LA CLUSE-ET-MIJOUX: Une halte surprise pour montrer qu'il peut encore échanger, certes vivement, avec les Français: Emmanuel Macron a défendu jeudi son bilan à Dole, dans le Jura, avant un hommage mémoriel qui lui a permis de vanter les mérites de "l'ordre" au service de la "liberté".
Pour son quatrième déplacement sur le terrain depuis qu'il a promulgué sa très contestée réforme des retraites et décrété "cent jours" pour relancer son second quinquennat, le chef de l'Etat avait prévu un hommage à l'esclave affranchi devenu général, Toussaint Louverture, au château de Joux, dans le Doubs.
Mais alors que des manifestants l'attendaient à proximité de l'ancienne forteresse, il a fait un arrêt surprise au marché de Dole (Jura), à une centaine de kilomètres de là, avant de poursuivre en hélicoptère.

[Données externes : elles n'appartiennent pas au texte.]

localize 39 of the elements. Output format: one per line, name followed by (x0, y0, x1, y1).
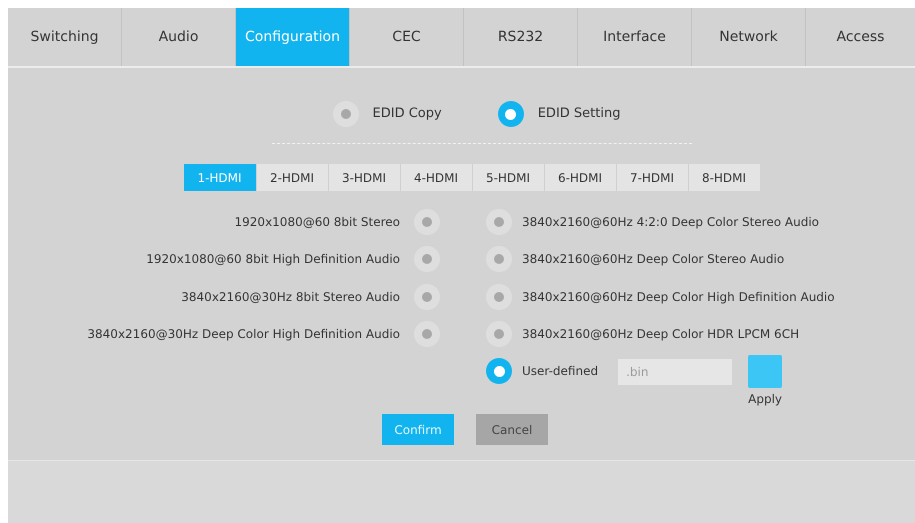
radio-label: EDID Copy (372, 105, 442, 124)
input-tab[interactable]: 6-HDMI (544, 164, 616, 191)
nav-tab[interactable]: CEC (350, 8, 464, 66)
radio-button[interactable] (332, 101, 359, 127)
nav-tab[interactable]: Switching (8, 8, 122, 66)
option-label: 1920x1080@60 8bit High Definition Audio (146, 251, 400, 268)
radio-button[interactable] (414, 321, 440, 348)
nav-tab[interactable]: Access (806, 8, 915, 66)
option-label: 3840x2160@30Hz 8bit Stereo Audio (181, 288, 400, 306)
input-tab[interactable]: 5-HDMI (472, 164, 544, 191)
option-label: 3840x2160@60Hz Deep Color High Definition Audio (522, 288, 835, 306)
radio-button[interactable] (486, 321, 512, 348)
option-label: 3840x2160@30Hz Deep Color High Definition Audio (87, 326, 400, 344)
radio-button[interactable] (486, 208, 512, 235)
radio-button[interactable] (486, 284, 512, 310)
apply-label: Apply (748, 391, 782, 408)
nav-tab[interactable]: Interface (578, 8, 692, 66)
radio-button[interactable] (486, 358, 512, 384)
cancel-button[interactable]: Cancel (476, 414, 548, 445)
radio-label: User-defined (522, 363, 598, 380)
input-tab[interactable]: 8-HDMI (688, 164, 760, 191)
option-label: 3840x2160@60Hz Deep Color HDR LPCM 6CH (522, 326, 800, 344)
radio-button[interactable] (414, 284, 440, 310)
nav-tab[interactable]: RS232 (464, 8, 578, 66)
option-label: 1920x1080@60 8bit Stereo (234, 214, 400, 231)
radio-label: EDID Setting (538, 105, 620, 124)
radio-button[interactable] (414, 208, 440, 235)
option-label: 3840x2160@60Hz Deep Color Stereo Audio (522, 251, 784, 268)
apply-button[interactable] (748, 355, 782, 388)
radio-button[interactable] (486, 246, 512, 272)
input-tab[interactable]: 3-HDMI (328, 164, 400, 191)
radio-button[interactable] (498, 101, 524, 127)
option-label: 3840x2160@60Hz 4:2:0 Deep Color Stereo Audio (522, 214, 819, 231)
input-tab[interactable]: 2-HDMI (256, 164, 328, 191)
nav-tab[interactable]: Network (692, 8, 806, 66)
radio-button[interactable] (414, 246, 440, 272)
input-tab[interactable]: 4-HDMI (400, 164, 472, 191)
input-tab[interactable]: 7-HDMI (616, 164, 688, 191)
file-name-field[interactable]: .bin (618, 359, 732, 385)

Accueilli à chaque visite de terrain par un concert de casseroles et de sifflets depuis l'adoption de la réforme, Emmanuel Macron a pu montrer cette fois qu'il pouvait aussi aller sans accroc au contact des Français, même si certains échanges ont été vifs et directs.

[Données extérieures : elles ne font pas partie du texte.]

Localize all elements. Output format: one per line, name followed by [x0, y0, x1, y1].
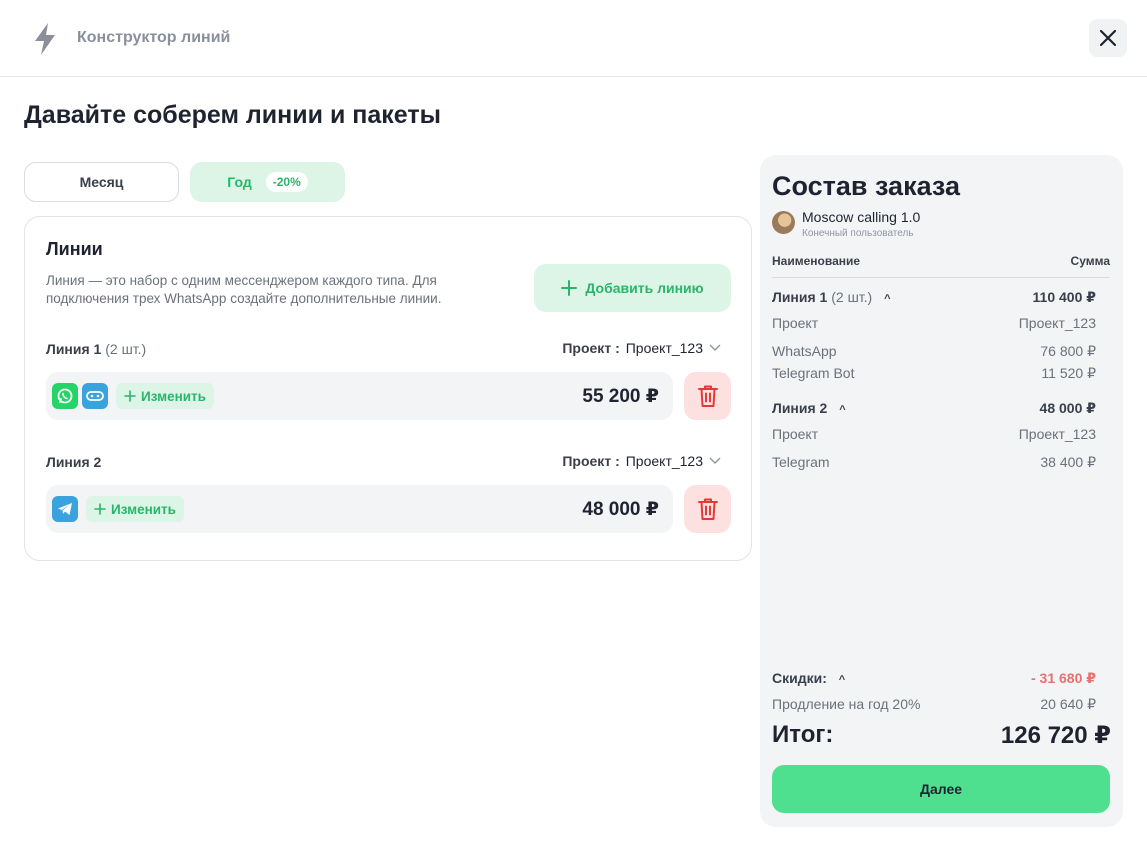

Pourquoi cet exercice ? "Pour entendre les difficultés (...) Avoir des idées nouvelles, ressentir ce qui est compris, ce qui n'est pas compris", a-t-il expliqué, accompagné de quelques journalistes, devant des passants éberlués.
"Et aussi pouvoir traiter des colères, mais de le faire de manière non-organisée artificiellement", a-t-il ajouté, jugeant "inutiles" les déplacements "où tout est arrangé parce que ça se passe trop bien et ceux où tout est arrangé parce que ça se passe trop mal".
Interpellé sur la hausse des prix, les petites retraites, les déserts médicaux, le chef de l'Etat a longuement discuté avec commerçants, clients et simples badauds.
«Vous nous enfumez»
"Tout est cher. Il y a des gens qui crèvent de faim", lui a lancé une passante. "Voiture de fonction, logement gratos, on n’a pas tous ça nous hein".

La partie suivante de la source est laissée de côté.